His devotion to build human capital through skills acquisition, cognitive education and technical empowerment meant that the state would keep sustaining its spend on capital projects. It means also that the state would have to adjust its spend on personnel cost.
It’s a tough decision but it is one chiefly in the interest of the people. This is the time leaders would lean on their public finance management skills. Okowa is doing just that. The good thing is that this is not forever. It’s for a period of six months. And it does not affect low-income staff below Grade Level seven.
Again, it’s a decision that was not thrust down the throat of the civil servants. The government applied emotional intelligence and got organized labour involved. This makes the burden lighter. The people knew why they had to make the sacrifice. They also got the assurance that it was for a period of six months.
Governor Okowa, popularly called Ekwueme (Promise Keeper) by Deltans has led an administration that is firmly committed to the welfare of its workforce and interest of residents of the state. The quest to make good medicare accessible to all irrespective of age and gender stands Okowa out among the pantheon of governors.
Over the years, he has demonstrated this commitment to people’s welfare by making Delta one of the few states in the federation to have timeously and fully implemented the new minimum wage which became operational in November 2019.
Deltans attest to Okowa’s humanity in more ways than one. He has consistently demonstrated that his social contract was with the people of Delta and he’s working hard to make the state a better place for all.

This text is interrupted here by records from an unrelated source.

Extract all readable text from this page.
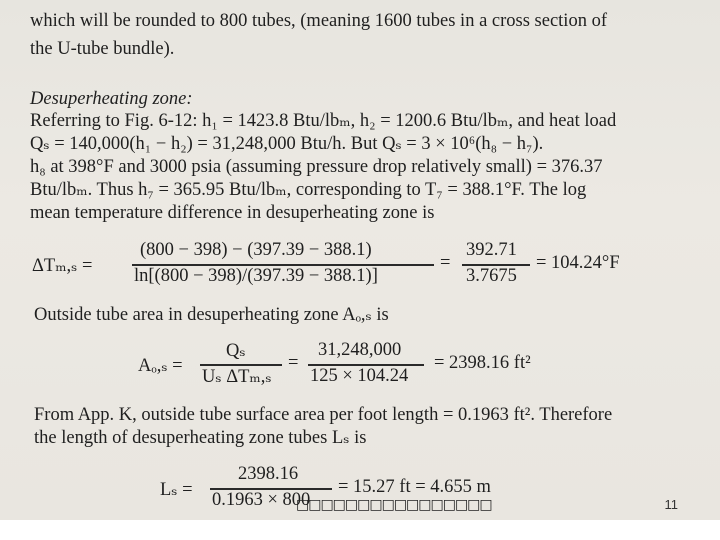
which will be rounded to 800 tubes, (meaning 1600 tubes in a cross section of
the U-tube bundle).
Desuperheating zone:
Referring to Fig. 6-12: h₁ = 1423.8 Btu/lbₘ, h₂ = 1200.6 Btu/lbₘ, and heat load
Qₛ = 140,000(h₁ − h₂) = 31,248,000 Btu/h. But Qₛ = 3 × 10⁶(h₈ − h₇).
h₈ at 398°F and 3000 psia (assuming pressure drop relatively small) = 376.37
Btu/lbₘ. Thus h₇ = 365.95 Btu/lbₘ, corresponding to T₇ = 388.1°F. The log
mean temperature difference in desuperheating zone is
ΔTₘ,ₛ =
(800 − 398) − (397.39 − 388.1)
ln[(800 − 398)/(397.39 − 388.1)]
=
392.71
3.7675
= 104.24°F
Outside tube area in desuperheating zone Aₒ,ₛ is
Aₒ,ₛ =
Qₛ
Uₛ ΔTₘ,ₛ
=
31,248,000
125 × 104.24
= 2398.16 ft²
From App. K, outside tube surface area per foot length = 0.1963 ft². Therefore
the length of desuperheating zone tubes Lₛ is
Lₛ =
2398.16
0.1963 × 800
= 15.27 ft = 4.655 m
□□□□□□□□□□□□□□□□	11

Therefore, the wage review, albeit a painful and difficult decision, should be seen for what it is: an inevitable and necessary recipe to keep the state afloat at these times. A good leader knows where to take his people.
In doing so, he may take some hard decisions but at the end, it is the people who profit from such tough decisions. The funds to be mopped up during this six months will speak good for the people of Delta State. And that is leadership.